For Australian and APAC users specifically: Anthropic peak (13:00–19:00 UTC) maps to 23:00–05:00 AEDT or 00:00–06:00 AEST. The Australian working day is naturally off-peak — you should see ~2× more headroom on Claude's 5-hour session counter than US-based users during their working hours.
What we don't know
The honest list of limitations.
- Tier bucket sizes for Claude. Community P90 estimates (~44k / 88k / 220k tokens per 5-hour window for Pro / Max 5× / Max 20×) come from Claude-Code-Usage-Monitor and have not been confirmed by Anthropic.
- Peak-hour magnitude. Anthropic communicates the effect qualitatively. The 2× multiplier is a community estimate; the true figure may be lower or higher and may shift with policy changes.
- Silent policy changes. GitHub issue #9094 documents an unannounced limit reduction in late September 2025 affecting roughly 30 reporting users. Providers re-tune limits without notice; we re-verify buckets against help-centre pages but there is always lag.
- Hidden context. System prompts, project knowledge, memory features, automatic compaction and CLAUDE.md/instruction files all add tokens the user never sees. The simulator passes turn count only; real sessions with attached PDFs or large project context can land outside the band.

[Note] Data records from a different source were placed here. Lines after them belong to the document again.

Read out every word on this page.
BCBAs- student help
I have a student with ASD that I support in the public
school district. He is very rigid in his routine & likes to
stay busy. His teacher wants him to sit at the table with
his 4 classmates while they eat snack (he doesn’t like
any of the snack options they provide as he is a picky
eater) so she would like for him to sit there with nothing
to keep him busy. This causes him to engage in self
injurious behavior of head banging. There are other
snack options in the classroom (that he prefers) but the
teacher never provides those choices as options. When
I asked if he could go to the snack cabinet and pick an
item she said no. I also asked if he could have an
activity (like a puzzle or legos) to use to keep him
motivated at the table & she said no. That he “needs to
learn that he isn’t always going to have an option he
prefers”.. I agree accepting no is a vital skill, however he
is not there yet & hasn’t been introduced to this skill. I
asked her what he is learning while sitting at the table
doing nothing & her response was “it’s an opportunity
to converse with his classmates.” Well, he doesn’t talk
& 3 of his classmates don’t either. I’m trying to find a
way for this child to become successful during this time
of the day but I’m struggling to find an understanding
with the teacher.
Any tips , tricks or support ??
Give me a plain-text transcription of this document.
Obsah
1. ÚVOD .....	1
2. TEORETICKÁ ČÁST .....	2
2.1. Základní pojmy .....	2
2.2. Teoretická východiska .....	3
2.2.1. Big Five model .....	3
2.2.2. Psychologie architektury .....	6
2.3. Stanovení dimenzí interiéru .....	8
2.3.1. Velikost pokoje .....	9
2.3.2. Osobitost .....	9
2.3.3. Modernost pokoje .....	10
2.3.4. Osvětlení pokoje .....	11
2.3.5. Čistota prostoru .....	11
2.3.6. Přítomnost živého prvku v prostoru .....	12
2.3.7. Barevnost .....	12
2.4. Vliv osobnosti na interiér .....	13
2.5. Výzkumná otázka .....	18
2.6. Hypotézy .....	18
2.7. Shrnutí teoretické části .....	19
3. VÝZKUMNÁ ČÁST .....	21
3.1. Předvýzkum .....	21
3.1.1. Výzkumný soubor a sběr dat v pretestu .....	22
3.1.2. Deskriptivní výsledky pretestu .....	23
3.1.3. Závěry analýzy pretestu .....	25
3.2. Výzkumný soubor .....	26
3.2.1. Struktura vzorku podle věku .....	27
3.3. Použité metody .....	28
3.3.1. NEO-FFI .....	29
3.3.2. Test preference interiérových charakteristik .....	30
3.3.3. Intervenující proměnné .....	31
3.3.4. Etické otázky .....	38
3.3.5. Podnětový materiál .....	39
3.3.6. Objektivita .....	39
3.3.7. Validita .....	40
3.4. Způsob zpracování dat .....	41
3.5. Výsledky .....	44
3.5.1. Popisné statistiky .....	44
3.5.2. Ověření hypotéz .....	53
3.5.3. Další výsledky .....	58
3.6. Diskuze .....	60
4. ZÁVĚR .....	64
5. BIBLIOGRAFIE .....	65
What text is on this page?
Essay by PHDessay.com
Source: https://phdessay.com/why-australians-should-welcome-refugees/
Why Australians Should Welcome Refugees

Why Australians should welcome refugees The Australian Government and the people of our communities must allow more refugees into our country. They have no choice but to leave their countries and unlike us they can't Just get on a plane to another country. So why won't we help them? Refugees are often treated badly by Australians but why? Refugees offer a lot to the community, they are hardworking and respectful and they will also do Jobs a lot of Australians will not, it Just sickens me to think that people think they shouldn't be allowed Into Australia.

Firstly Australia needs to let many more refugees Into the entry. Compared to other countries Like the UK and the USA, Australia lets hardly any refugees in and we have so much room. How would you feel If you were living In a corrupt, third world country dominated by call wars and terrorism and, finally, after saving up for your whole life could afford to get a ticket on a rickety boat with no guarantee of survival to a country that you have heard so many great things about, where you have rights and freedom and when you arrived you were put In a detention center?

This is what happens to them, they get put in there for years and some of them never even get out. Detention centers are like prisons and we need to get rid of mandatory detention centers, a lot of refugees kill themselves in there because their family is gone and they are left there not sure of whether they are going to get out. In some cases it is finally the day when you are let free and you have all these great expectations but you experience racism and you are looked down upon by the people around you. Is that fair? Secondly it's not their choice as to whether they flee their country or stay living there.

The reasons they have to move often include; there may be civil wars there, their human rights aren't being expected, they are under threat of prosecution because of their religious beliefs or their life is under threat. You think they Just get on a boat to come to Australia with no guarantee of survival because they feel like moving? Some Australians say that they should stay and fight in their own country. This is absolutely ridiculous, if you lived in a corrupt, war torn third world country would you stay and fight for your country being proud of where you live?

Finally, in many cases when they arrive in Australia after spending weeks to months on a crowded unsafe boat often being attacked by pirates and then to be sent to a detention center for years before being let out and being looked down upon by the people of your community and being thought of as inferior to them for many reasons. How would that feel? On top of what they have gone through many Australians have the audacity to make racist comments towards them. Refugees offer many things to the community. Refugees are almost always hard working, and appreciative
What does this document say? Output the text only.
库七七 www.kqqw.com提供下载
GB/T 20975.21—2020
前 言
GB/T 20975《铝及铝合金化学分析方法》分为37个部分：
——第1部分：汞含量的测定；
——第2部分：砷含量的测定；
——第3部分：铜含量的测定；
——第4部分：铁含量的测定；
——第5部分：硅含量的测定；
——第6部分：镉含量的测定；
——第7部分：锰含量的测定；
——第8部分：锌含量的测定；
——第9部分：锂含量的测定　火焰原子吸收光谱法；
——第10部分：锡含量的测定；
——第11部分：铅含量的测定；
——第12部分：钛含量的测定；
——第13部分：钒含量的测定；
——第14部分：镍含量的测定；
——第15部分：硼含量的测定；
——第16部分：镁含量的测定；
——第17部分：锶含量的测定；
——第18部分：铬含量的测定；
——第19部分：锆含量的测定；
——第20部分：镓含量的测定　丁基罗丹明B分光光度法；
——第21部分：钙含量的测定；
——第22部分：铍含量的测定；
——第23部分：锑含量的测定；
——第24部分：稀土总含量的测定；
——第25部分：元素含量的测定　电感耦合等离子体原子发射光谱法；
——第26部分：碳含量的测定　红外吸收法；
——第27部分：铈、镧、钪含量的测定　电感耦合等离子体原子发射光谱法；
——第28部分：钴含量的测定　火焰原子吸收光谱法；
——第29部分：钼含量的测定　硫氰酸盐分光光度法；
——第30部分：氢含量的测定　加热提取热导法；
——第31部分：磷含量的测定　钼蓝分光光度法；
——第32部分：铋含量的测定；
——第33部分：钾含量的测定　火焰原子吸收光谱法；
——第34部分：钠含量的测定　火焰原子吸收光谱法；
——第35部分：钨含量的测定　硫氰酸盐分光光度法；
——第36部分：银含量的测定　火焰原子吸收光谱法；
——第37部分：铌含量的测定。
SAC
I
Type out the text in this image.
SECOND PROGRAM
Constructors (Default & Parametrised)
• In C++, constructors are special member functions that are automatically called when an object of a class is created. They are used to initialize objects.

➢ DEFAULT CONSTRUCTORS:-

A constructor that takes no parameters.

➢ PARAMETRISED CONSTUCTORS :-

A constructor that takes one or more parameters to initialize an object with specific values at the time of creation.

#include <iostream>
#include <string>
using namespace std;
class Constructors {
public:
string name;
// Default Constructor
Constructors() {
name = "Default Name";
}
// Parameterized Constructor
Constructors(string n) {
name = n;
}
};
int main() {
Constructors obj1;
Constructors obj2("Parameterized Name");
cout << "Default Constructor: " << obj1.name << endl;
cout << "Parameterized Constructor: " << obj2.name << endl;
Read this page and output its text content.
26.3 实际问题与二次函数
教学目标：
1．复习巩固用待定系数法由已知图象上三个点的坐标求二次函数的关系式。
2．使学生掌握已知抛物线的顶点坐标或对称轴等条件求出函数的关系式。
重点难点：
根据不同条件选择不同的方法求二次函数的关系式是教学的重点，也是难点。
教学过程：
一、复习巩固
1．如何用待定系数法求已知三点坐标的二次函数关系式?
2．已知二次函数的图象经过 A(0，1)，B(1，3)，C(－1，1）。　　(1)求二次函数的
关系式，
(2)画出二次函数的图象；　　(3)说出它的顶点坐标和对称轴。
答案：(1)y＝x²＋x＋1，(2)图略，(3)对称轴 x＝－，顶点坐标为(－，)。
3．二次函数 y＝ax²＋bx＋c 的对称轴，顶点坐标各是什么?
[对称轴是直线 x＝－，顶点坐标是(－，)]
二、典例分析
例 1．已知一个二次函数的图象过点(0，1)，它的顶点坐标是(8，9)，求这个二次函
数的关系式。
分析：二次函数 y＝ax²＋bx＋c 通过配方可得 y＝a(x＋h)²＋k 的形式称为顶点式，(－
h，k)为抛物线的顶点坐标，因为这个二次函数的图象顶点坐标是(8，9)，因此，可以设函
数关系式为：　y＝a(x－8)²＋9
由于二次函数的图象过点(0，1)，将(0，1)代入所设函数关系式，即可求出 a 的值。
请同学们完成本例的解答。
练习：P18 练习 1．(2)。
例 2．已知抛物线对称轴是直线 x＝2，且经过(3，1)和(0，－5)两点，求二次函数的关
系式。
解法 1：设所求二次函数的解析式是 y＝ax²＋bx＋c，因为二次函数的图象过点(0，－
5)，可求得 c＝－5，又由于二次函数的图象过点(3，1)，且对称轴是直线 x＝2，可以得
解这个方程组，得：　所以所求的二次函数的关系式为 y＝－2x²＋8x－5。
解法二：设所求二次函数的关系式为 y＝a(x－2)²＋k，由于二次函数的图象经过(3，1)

- Tokeniser drift. Simon Willison measured a 1.46× token inflation on the Opus 4.7 system prompt vs Opus 4.6 with no API-pricing change, so the same prompt costs more on a newer model version.
- Tool-call recursion. A single user prompt in agentic mode can spawn dozens of internal tool calls; the simulator does not yet model this and the band will under-estimate for agentic workloads.
When in doubt, treat the typical share as a midpoint and the high share as a worst-case for capacity planning. The band exists because the underlying numbers are uncertain — please do not treat any single percentage as a guarantee.
Update cadence
Bucket sizes and peak windows are re-checked manually against provider help centres on a rolling cadence. Each counter carries its own verifiedAt date. When a provider announces a policy change, we update the relevant counter and bump its date. Material changes land in the release notes.